НОВАЯ ПОВЕСТЬ О КИРИЛЛЕ БЕЛОЗЕРСКОМ

 1976 год

 

 

Неопубликовано. К оглавлению работ 1970-х годов.
 
Предисловие

В этой книге будет рассказано о святом, который еще в XIX веке чтился среди всего русского народа наравне со святым Сергием Радонежским. При этом лишь очень немногие знали хотя бы основные события его биографии.

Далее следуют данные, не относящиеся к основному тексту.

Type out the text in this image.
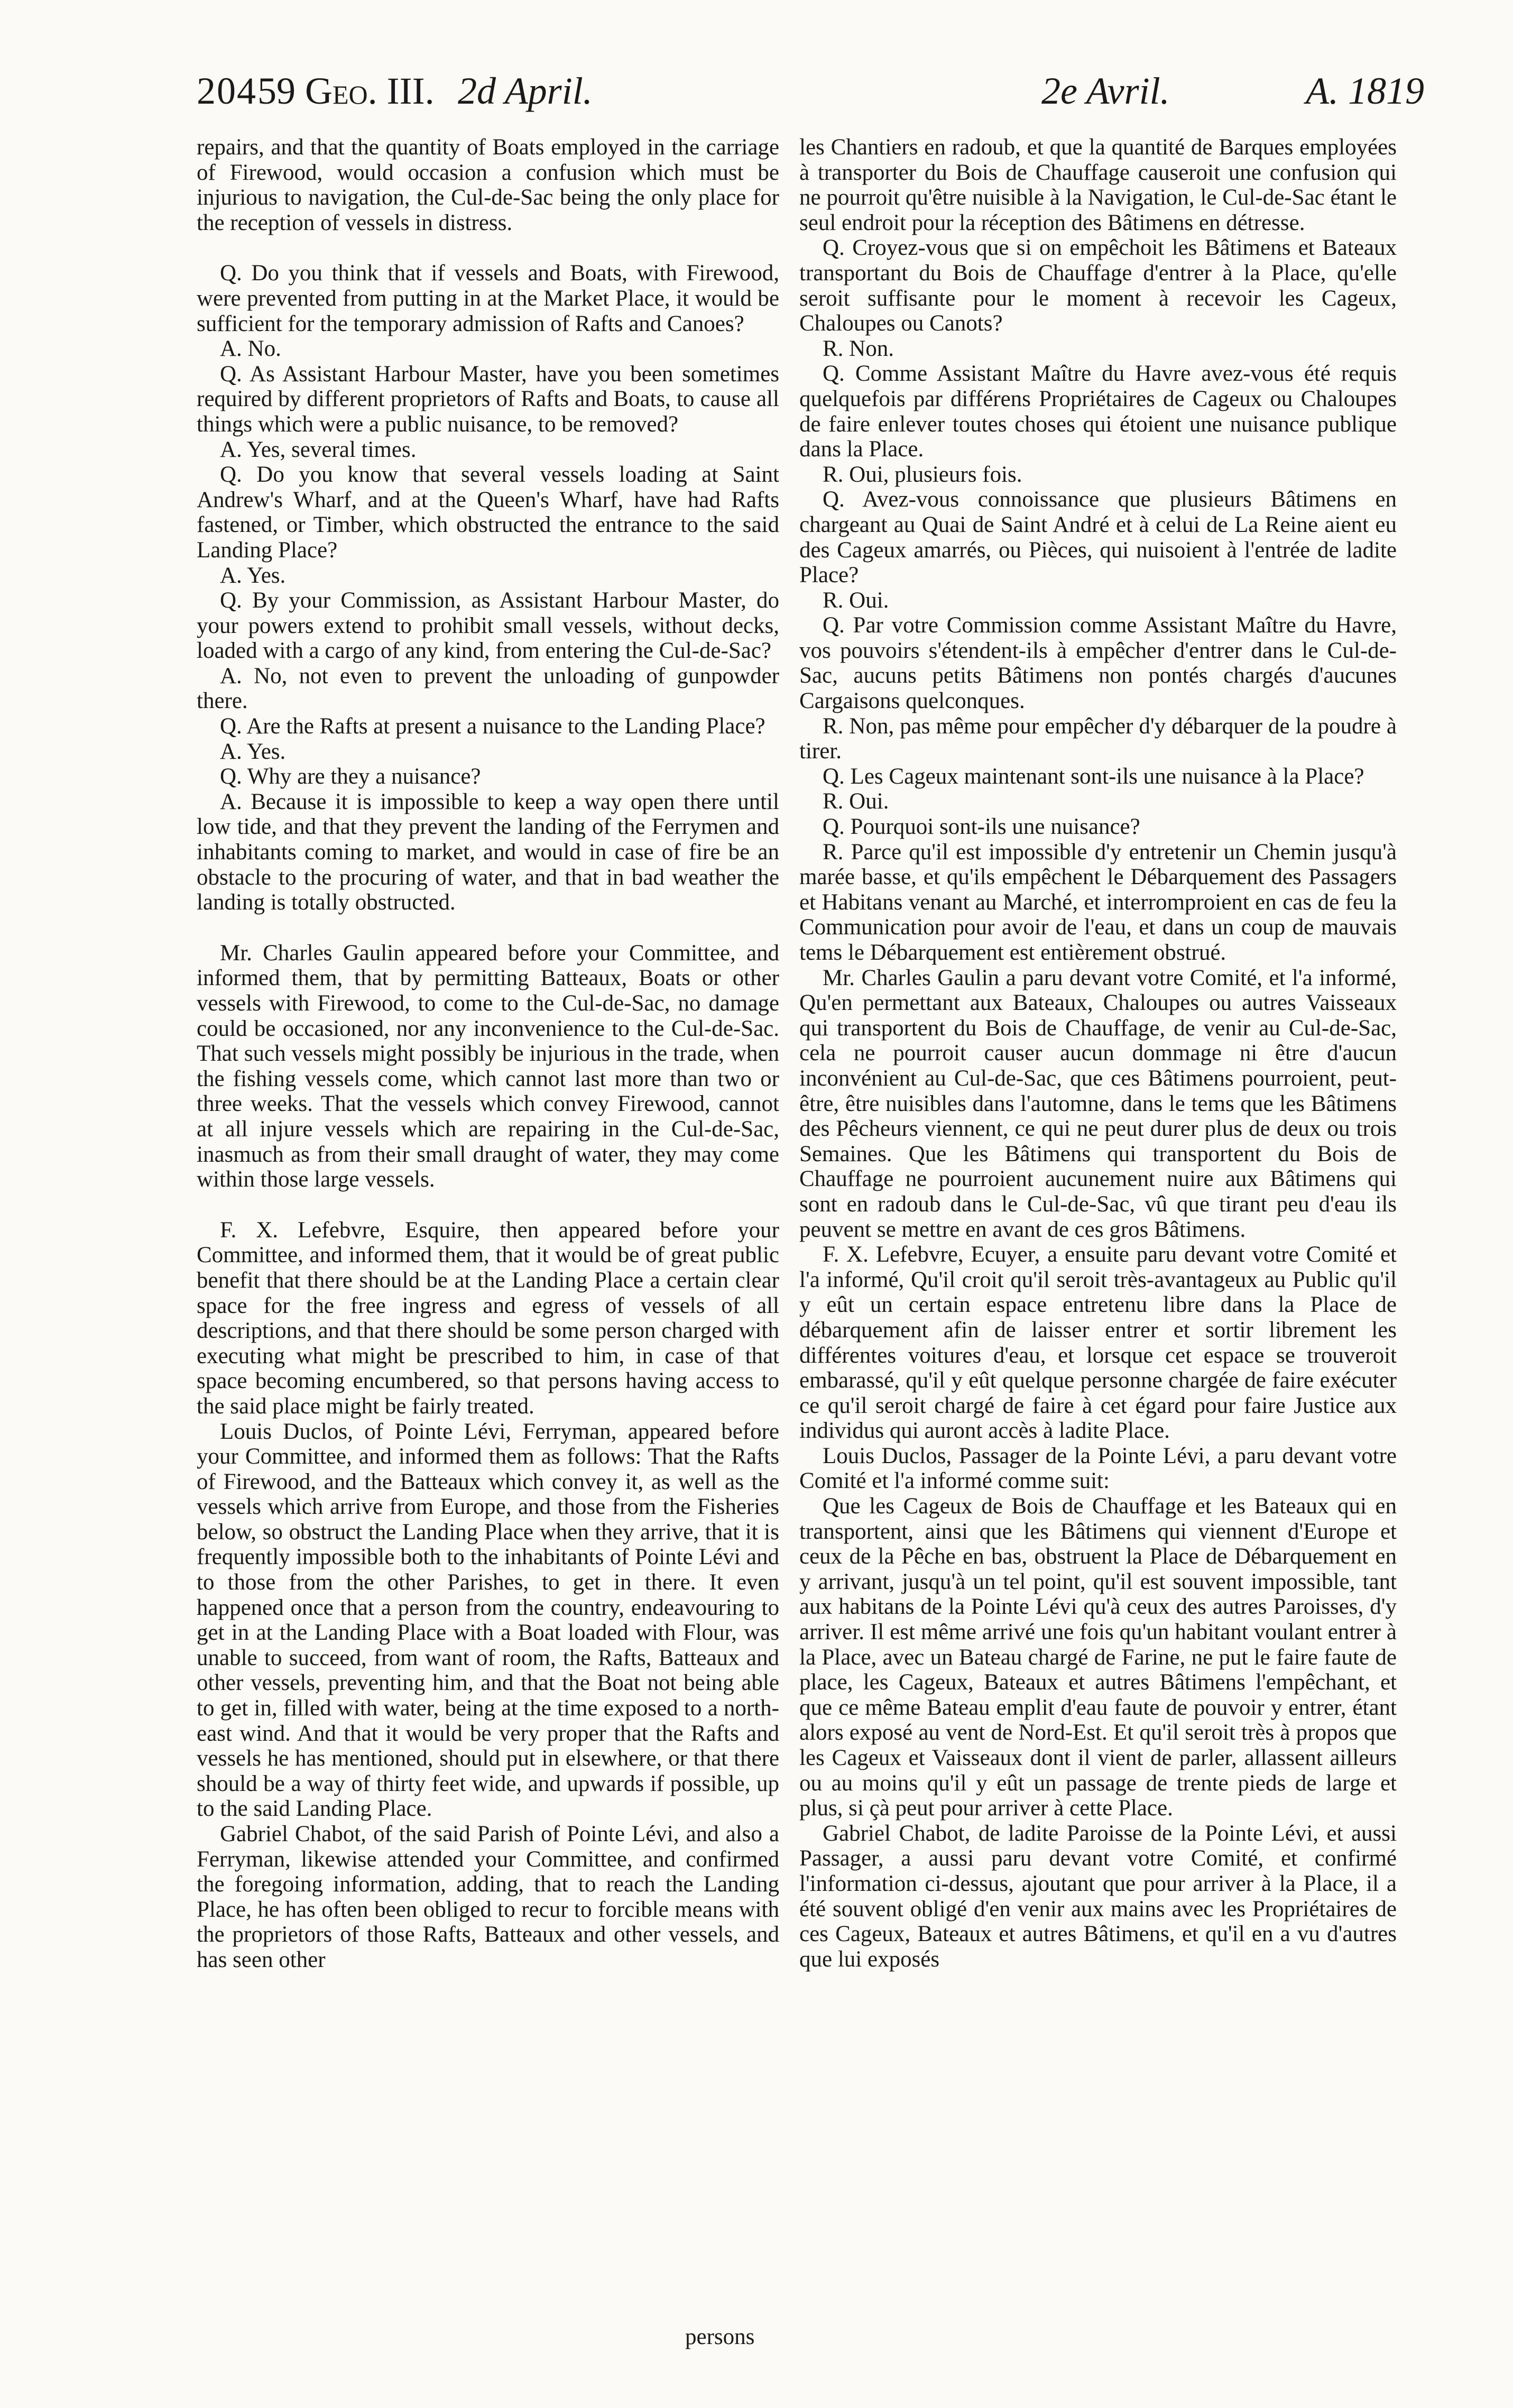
204 59 Geo. III. 2d April.	2e Avril.	A. 1819

repairs, and that the quantity of Boats employed in the carriage of Firewood, would occasion a confusion which must be injurious to navigation, the Cul-de-Sac being the only place for the reception of vessels in distress.

Q. Do you think that if vessels and Boats, with Firewood, were prevented from putting in at the Market Place, it would be sufficient for the temporary admission of Rafts and Canoes?

A. No.

Q. As Assistant Harbour Master, have you been sometimes required by different proprietors of Rafts and Boats, to cause all things which were a public nuisance, to be removed?

A. Yes, several times.

Q. Do you know that several vessels loading at Saint Andrew's Wharf, and at the Queen's Wharf, have had Rafts fastened, or Timber, which obstructed the entrance to the said Landing Place?

A. Yes.

Q. By your Commission, as Assistant Harbour Master, do your powers extend to prohibit small vessels, without decks, loaded with a cargo of any kind, from entering the Cul-de-Sac?

A. No, not even to prevent the unloading of gunpowder there.

Q. Are the Rafts at present a nuisance to the Landing Place?

A. Yes.

Q. Why are they a nuisance?

A. Because it is impossible to keep a way open there until low tide, and that they prevent the landing of the Ferrymen and inhabitants coming to market, and would in case of fire be an obstacle to the procuring of water, and that in bad weather the landing is totally obstructed.

Mr. Charles Gaulin appeared before your Committee, and informed them, that by permitting Batteaux, Boats or other vessels with Firewood, to come to the Cul-de-Sac, no damage could be occasioned, nor any inconvenience to the Cul-de-Sac. That such vessels might possibly be injurious in the trade, when the fishing vessels come, which cannot last more than two or three weeks. That the vessels which convey Firewood, cannot at all injure vessels which are repairing in the Cul-de-Sac, inasmuch as from their small draught of water, they may come within those large vessels.

F. X. Lefebvre, Esquire, then appeared before your Committee, and informed them, that it would be of great public benefit that there should be at the Landing Place a certain clear space for the free ingress and egress of vessels of all descriptions, and that there should be some person charged with executing what might be prescribed to him, in case of that space becoming encumbered, so that persons having access to the said place might be fairly treated.

Louis Duclos, of Pointe Lévi, Ferryman, appeared before your Committee, and informed them as follows: That the Rafts of Firewood, and the Batteaux which convey it, as well as the vessels which arrive from Europe, and those from the Fisheries below, so obstruct the Landing Place when they arrive, that it is frequently impossible both to the inhabitants of Pointe Lévi and to those from the other Parishes, to get in there. It even happened once that a person from the country, endeavouring to get in at the Landing Place with a Boat loaded with Flour, was unable to succeed, from want of room, the Rafts, Batteaux and other vessels, preventing him, and that the Boat not being able to get in, filled with water, being at the time exposed to a north-east wind. And that it would be very proper that the Rafts and vessels he has mentioned, should put in elsewhere, or that there should be a way of thirty feet wide, and upwards if possible, up to the said Landing Place.

Gabriel Chabot, of the said Parish of Pointe Lévi, and also a Ferryman, likewise attended your Committee, and confirmed the foregoing information, adding, that to reach the Landing Place, he has often been obliged to recur to forcible means with the proprietors of those Rafts, Batteaux and other vessels, and has seen other

persons

les Chantiers en radoub, et que la quantité de Barques employées à transporter du Bois de Chauffage causeroit une confusion qui ne pourroit qu'être nuisible à la Navigation, le Cul-de-Sac étant le seul endroit pour la réception des Bâtimens en détresse.

Q. Croyez-vous que si on empêchoit les Bâtimens et Bateaux transportant du Bois de Chauffage d'entrer à la Place, qu'elle seroit suffisante pour le moment à recevoir les Cageux, Chaloupes ou Canots?

R. Non.

Q. Comme Assistant Maître du Havre avez-vous été requis quelquefois par différens Propriétaires de Cageux ou Chaloupes de faire enlever toutes choses qui étoient une nuisance publique dans la Place.

R. Oui, plusieurs fois.

Q. Avez-vous connoissance que plusieurs Bâtimens en chargeant au Quai de Saint André et à celui de La Reine aient eu des Cageux amarrés, ou Pièces, qui nuisoient à l'entrée de ladite Place?

R. Oui.

Q. Par votre Commission comme Assistant Maître du Havre, vos pouvoirs s'étendent-ils à empêcher d'entrer dans le Cul-de-Sac, aucuns petits Bâtimens non pontés chargés d'aucunes Cargaisons quelconques.

R. Non, pas même pour empêcher d'y débarquer de la poudre à tirer.

Q. Les Cageux maintenant sont-ils une nuisance à la Place?

R. Oui.

Q. Pourquoi sont-ils une nuisance?

R. Parce qu'il est impossible d'y entretenir un Chemin jusqu'à marée basse, et qu'ils empêchent le Débarquement des Passagers et Habitans venant au Marché, et interromproient en cas de feu la Communication pour avoir de l'eau, et dans un coup de mauvais tems le Débarquement est entièrement obstrué.

Mr. Charles Gaulin a paru devant votre Comité, et l'a informé, Qu'en permettant aux Bateaux, Chaloupes ou autres Vaisseaux qui transportent du Bois de Chauffage, de venir au Cul-de-Sac, cela ne pourroit causer aucun dommage ni être d'aucun inconvénient au Cul-de-Sac, que ces Bâtimens pourroient, peut-être, être nuisibles dans l'automne, dans le tems que les Bâtimens des Pêcheurs viennent, ce qui ne peut durer plus de deux ou trois Semaines. Que les Bâtimens qui transportent du Bois de Chauffage ne pourroient aucunement nuire aux Bâtimens qui sont en radoub dans le Cul-de-Sac, vû que tirant peu d'eau ils peuvent se mettre en avant de ces gros Bâtimens.

F. X. Lefebvre, Ecuyer, a ensuite paru devant votre Comité et l'a informé, Qu'il croit qu'il seroit très-avantageux au Public qu'il y eût un certain espace entretenu libre dans la Place de débarquement afin de laisser entrer et sortir librement les différentes voitures d'eau, et lorsque cet espace se trouveroit embarassé, qu'il y eût quelque personne chargée de faire exécuter ce qu'il seroit chargé de faire à cet égard pour faire Justice aux individus qui auront accès à ladite Place.

Louis Duclos, Passager de la Pointe Lévi, a paru devant votre Comité et l'a informé comme suit:

Que les Cageux de Bois de Chauffage et les Bateaux qui en transportent, ainsi que les Bâtimens qui viennent d'Europe et ceux de la Pêche en bas, obstruent la Place de Débarquement en y arrivant, jusqu'à un tel point, qu'il est souvent impossible, tant aux habitans de la Pointe Lévi qu'à ceux des autres Paroisses, d'y arriver. Il est même arrivé une fois qu'un habitant voulant entrer à la Place, avec un Bateau chargé de Farine, ne put le faire faute de place, les Cageux, Bateaux et autres Bâtimens l'empêchant, et que ce même Bateau emplit d'eau faute de pouvoir y entrer, étant alors exposé au vent de Nord-Est. Et qu'il seroit très à propos que les Cageux et Vaisseaux dont il vient de parler, allassent ailleurs ou au moins qu'il y eût un passage de trente pieds de large et plus, si çà peut pour arriver à cette Place.

Gabriel Chabot, de ladite Paroisse de la Pointe Lévi, et aussi Passager, a aussi paru devant votre Comité, et confirmé l'information ci-dessus, ajoutant que pour arriver à la Place, il a été souvent obligé d'en venir aux mains avec les Propriétaires de ces Cageux, Bateaux et autres Bâtimens, et qu'il en a vu d'autres que lui exposés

Имя и жизнь преподобного Кирилла были неотъемлемой частью русской истории до Петра I, на него ссылались в полемических сочинениях, мноиге люди мечтали стать продолжателями его традиции, а сто лет назад те, кто считал себя закваской русской жизни, смотрели на имя православного святого с холодным недоумением. В течение сотен лет тысячи и тысячи христиан просили заступничества святого Кирилла — и вдруг совершенно незаметно народ перенес свое почитание на св. Кирилла Новоозерского, ученика его учеников, перенес, скорее всего, по незнанию между ними разницы и по сходству донельзя утрированных пересказов житий.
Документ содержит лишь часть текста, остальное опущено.